Fazia um tempo que o sol se pôs atrás das videiras e o céu foi tingido de laranja, os faróis do velho Corcel iluminando um trecho da estrada rasa, cheia de pedras soltas.

Engatei a primeira e o Corcel resfolegou, chiou e se calou. Houve um minuto de silêncio, interrompido pelo estalo do motor, que respirou aliviado, enquanto esfriava. Sem chances, pensei. Você não vai me deixar na mão agora. Girei a chave, mas o motor, cansado, se recusou a pegar. Respirei fundo, me dirigindo ao veículo com a voz macia, como se falasse a uma criança pequena. O Corcel resmungou, tossiu e silenciou. Não era mais uma criança pequena, mas um velho ranzinza, resmungão e inútil. Adulei, briguei e supliquei, mas nada adiantou. O Corcel permaneceu imóvel no meio da estrada de terra, enquanto as sombras aumentavam lá fora.

Breve seria noite.

O asfalto devia ter ficado cerca de dois quilômetros para trás, o que significava que faltavam mais dois até o meu destino. Não havia nenhuma luz à vista, nenhum sinal de vida, a não ser a extensa plantação de videiras da velha vinícola.

Eu tinha duas opções: podia ficar ali sentada, esperando alguém aparecer, o que era improvável em se tratando de uma estrada particular que cortava a vinícola, ou podia caminhar dois quilômetros até a sede, de vestido e salto alto, no meio do breu, sendo atacada pelos insetos e sabe lá mais o quê.

Maldita hora em que resolvi pegar o atalho. Se tivesse permanecido no asfalto, cedo ou tarde um carro passaria por mim. Mas eu estava atrasada para o jantar na casa dos Castros Oliveira e não queria desapontar Dona Laura, que prezava pela pontualidade. Agora, eu não só estava atrasada, como provavelmente não estaria presente no jantar.

Se eu entendesse alguma coisa de motor... A verdade, porém, era que nunca havia aberto um capô e não sabia o que encontraria por baixo.
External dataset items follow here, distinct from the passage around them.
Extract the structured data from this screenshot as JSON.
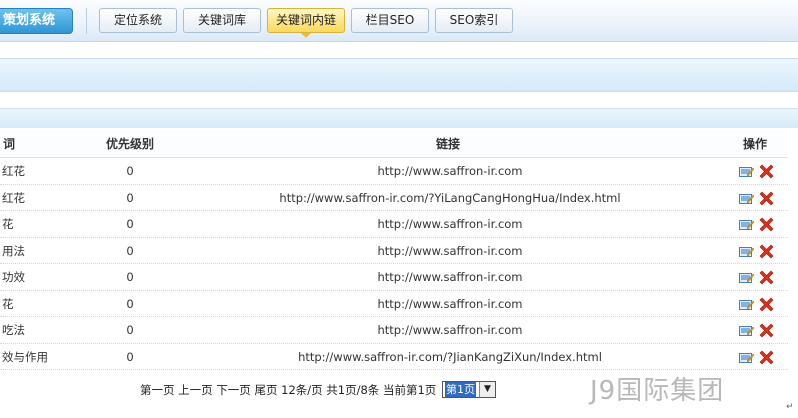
{
  "nav": {
    "brand": "策划系统",
    "tabs": [
      {
        "label": "定位系统",
        "active": false
      },
      {
        "label": "关键词库",
        "active": false
      },
      {
        "label": "关键词内链",
        "active": true
      },
      {
        "label": "栏目SEO",
        "active": false
      },
      {
        "label": "SEO索引",
        "active": false
      }
    ]
  },
  "table": {
    "headers": {
      "word": "词",
      "priority": "优先级别",
      "link": "链接",
      "ops": "操作"
    },
    "rows": [
      {
        "word": "红花",
        "priority": "0",
        "link": "http://www.saffron-ir.com"
      },
      {
        "word": "红花",
        "priority": "0",
        "link": "http://www.saffron-ir.com/?YiLangCangHongHua/Index.html"
      },
      {
        "word": "花",
        "priority": "0",
        "link": "http://www.saffron-ir.com"
      },
      {
        "word": "用法",
        "priority": "0",
        "link": "http://www.saffron-ir.com"
      },
      {
        "word": "功效",
        "priority": "0",
        "link": "http://www.saffron-ir.com"
      },
      {
        "word": "花",
        "priority": "0",
        "link": "http://www.saffron-ir.com"
      },
      {
        "word": "吃法",
        "priority": "0",
        "link": "http://www.saffron-ir.com"
      },
      {
        "word": "效与作用",
        "priority": "0",
        "link": "http://www.saffron-ir.com/?JianKangZiXun/Index.html"
      }
    ],
    "icons": {
      "edit": "edit-icon",
      "delete": "delete-icon"
    }
  },
  "pager": {
    "first": "第一页",
    "prev": "上一页",
    "next": "下一页",
    "last": "尾页",
    "per_page": "12条/页",
    "total": "共1页/8条",
    "current": "当前第1页",
    "select_value": "第1页"
  },
  "watermark": "J9国际集团",
  "colors": {
    "accent": "#2f95d4",
    "active_tab": "#fbd95a",
    "delete": "#d9311b"
  }
}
Continuei sentada, a escuridão me envolvendo como um véu cálido e misterioso, apenas a faixa de luz que acabava poucos metros adiante.

Enquanto tentava decidir se devia ou não manter os faróis acesos, fragmentos de histórias invadiram a minha mente: de pessoas que pegavam uma estrada isolada e nunca mais eram vistas... Apaguei os faróis e fiquei ali no escuro, repetindo uma prece silenciosa, o coração dando pancadas no peito.

Parecia que havia se passado muito tempo — na verdade vinte minutos — quando dois feixes luminosos surgiram na escuridão, vindo em minha direção. Olhei pelo espelho retrovisor enquanto os faróis se aproximavam pela estrada. Parecia uma caminhonete, pela altura dos faróis; eles se aproximaram e encostaram atrás do Corcel.

A porta do lado do motorista se abriu e um homem saltou. Continuei imóvel, o coração batendo tão alto que eu podia ouvi-lo. Houve duas batidas de leve no capô, sobre a minha cabeça. Após hesitar por um instante, abri o vidro, o suficiente para olhar pela abertura. Um rosto surgiu na janela, me assustando.

— Sabia que está invadindo propriedade alheia?

Eu estava olhando para um rosto jovem, muito bonito por sinal, os olhos atentos examinando-me de volta.

— Conhece os Castros Oliveira? — Perguntei, sondando.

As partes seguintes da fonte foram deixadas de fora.